The British waged opium wars with China in the 19th century to keep the drug trade open and encouraged Chinese soldiers’ addiction because it undermined their military effectiveness.
To facilitate Soviet soldiers’ addictions the CIA is said to have flooded Afghanistan with illicit drugs seized by the Drug Enforcement Agency in the United States.
Kamienski claims, that to weaken the United States, Fidel Castro supported producers and smugglers of drugs and even entered an alliance with Colombian drug cartels, turning a blind eye to the transit of their contraband through Cuban waters.
During the Cold War the Americans funded programmes to develop pyschochemical weapons that would incapacitate rather than kill the enemy.
A favourite in these experiments was the hallucinogen LSD and the even more powerful BZ — “Agent Buzz” — to be dispersed in gas or liquid form to disorient opposing troops.
The proponents of psychochemical warfare argued that such nonlethal violence was a more humane form of combat.
The problem was that these new weapons were tested on thousands of unwitting civilians and military personnel.
Another panacea sought by the military was a truth serum based on a mixture of hallucinogens and barbiturates that would aid interrogation of the enemy.
Currently favoured by the military are a new generation of pyschostimulants called “eugerics” — arousal drugs with no nasty side effects.
According to Kamienski drugs such as Modafinal work reasonably well to enhance performance and are viewed by the American military as wonder pills.
There has also been progress in developing drugs that induce recuperative sleep between combat missions.
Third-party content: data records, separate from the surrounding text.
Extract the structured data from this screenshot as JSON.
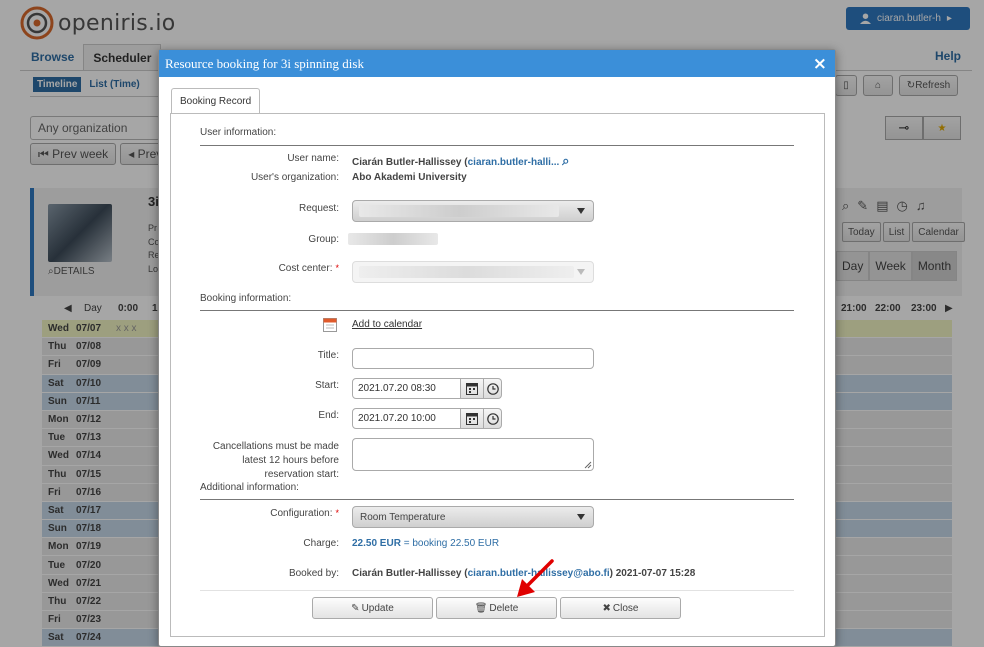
{
  "app": {
    "logo_text": "openiris.io",
    "user_button": "ciaran.butler-h"
  },
  "nav": {
    "tabs": [
      "Browse",
      "Scheduler"
    ],
    "help": "Help",
    "subtabs": [
      "Timeline",
      "List (Time)"
    ],
    "refresh": "Refresh"
  },
  "filters": {
    "organization": "Any organization",
    "prev_week": "Prev week",
    "prev": "Prev"
  },
  "resource": {
    "title": "3i",
    "details": "DETAILS",
    "meta_lines": [
      "Pr",
      "Co",
      "Re",
      "Lo"
    ],
    "view_buttons": [
      "Today",
      "List",
      "Calendar"
    ],
    "range_buttons": [
      "Day",
      "Week",
      "Month"
    ]
  },
  "timeline": {
    "header_left": "Day",
    "hours_left": [
      "0:00",
      "1"
    ],
    "hours_right": [
      "21:00",
      "22:00",
      "23:00"
    ],
    "today_marks": "x x x",
    "days": [
      {
        "name": "Wed",
        "date": "07/07",
        "kind": "today"
      },
      {
        "name": "Thu",
        "date": "07/08",
        "kind": "weekday"
      },
      {
        "name": "Fri",
        "date": "07/09",
        "kind": "weekday"
      },
      {
        "name": "Sat",
        "date": "07/10",
        "kind": "weekend"
      },
      {
        "name": "Sun",
        "date": "07/11",
        "kind": "weekend"
      },
      {
        "name": "Mon",
        "date": "07/12",
        "kind": "weekday"
      },
      {
        "name": "Tue",
        "date": "07/13",
        "kind": "weekday"
      },
      {
        "name": "Wed",
        "date": "07/14",
        "kind": "weekday"
      },
      {
        "name": "Thu",
        "date": "07/15",
        "kind": "weekday"
      },
      {
        "name": "Fri",
        "date": "07/16",
        "kind": "weekday"
      },
      {
        "name": "Sat",
        "date": "07/17",
        "kind": "weekend"
      },
      {
        "name": "Sun",
        "date": "07/18",
        "kind": "weekend"
      },
      {
        "name": "Mon",
        "date": "07/19",
        "kind": "weekday"
      },
      {
        "name": "Tue",
        "date": "07/20",
        "kind": "weekday"
      },
      {
        "name": "Wed",
        "date": "07/21",
        "kind": "weekday"
      },
      {
        "name": "Thu",
        "date": "07/22",
        "kind": "weekday"
      },
      {
        "name": "Fri",
        "date": "07/23",
        "kind": "weekday"
      },
      {
        "name": "Sat",
        "date": "07/24",
        "kind": "weekend"
      }
    ]
  },
  "modal": {
    "title": "Resource booking for 3i spinning disk",
    "close_glyph": "×",
    "tab": "Booking Record",
    "user_info_title": "User information:",
    "user_name_label": "User name:",
    "user_name": "Ciarán Butler-Hallissey",
    "user_name_link": "ciaran.butler-halli...",
    "org_label": "User's organization:",
    "org_value": "Abo Akademi University",
    "request_label": "Request:",
    "group_label": "Group:",
    "cost_center_label": "Cost center:",
    "booking_info_title": "Booking information:",
    "add_to_calendar": "Add to calendar",
    "title_label": "Title:",
    "title_value": "",
    "start_label": "Start:",
    "start_value": "2021.07.20 08:30",
    "end_label": "End:",
    "end_value": "2021.07.20 10:00",
    "cancellation_text": [
      "Cancellations must be made",
      "latest 12 hours before",
      "reservation start:"
    ],
    "additional_info_title": "Additional information:",
    "configuration_label": "Configuration:",
    "configuration_value": "Room Temperature",
    "charge_label": "Charge:",
    "charge_amount": "22.50 EUR",
    "charge_detail": "= booking 22.50 EUR",
    "booked_by_label": "Booked by:",
    "booked_by_name": "Ciarán Butler-Hallissey",
    "booked_by_email": "ciaran.butler-hallissey@abo.fi",
    "booked_by_time": "2021-07-07 15:28",
    "buttons": {
      "update": "Update",
      "delete": "Delete",
      "close": "Close"
    }
  },
  "colors": {
    "accent_blue": "#3b8fd9",
    "link_blue": "#2f6ea5",
    "annotation_red": "#e00000",
    "weekend_row": "#c6d9ea",
    "today_row": "#f2f4c4"
  }
}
It will be interesting to see how these will spill over to the civilian sphere.
The historical sociologist Charles Tilly wrote that “war made the state and the state made war”.
Echoing this emphasis on the close connection between warfare and the development of modern states, Kamienski argues: “Drugs shaped warfare, while warfare shaped the society, often by spreading and popularising intoxicants.”
We live in an age of intoxication but, paradoxically, the governments that supplied military personnel with drugs banned the general public from consuming them.
Increasingly, governments have tried to keep military drug-taking a secret and find it difficult to cope with the outcry when it becomes public.
War is the greatest intoxicant of all, concludes Kamienski — an exhilarating experience whose unpleasant aspects are ameliorated by pharmaceuticals.
Kamienski’s book is the first comprehensive history of drugs in combat and sometimes he overreaches to make claims based on dubious sources.
We should remember that, like all forms of warfare, the deployment of pharmaceutical agents can be the object of disinformation and black propaganda. But mostly he is quite discerning and the book is sure to become a classic.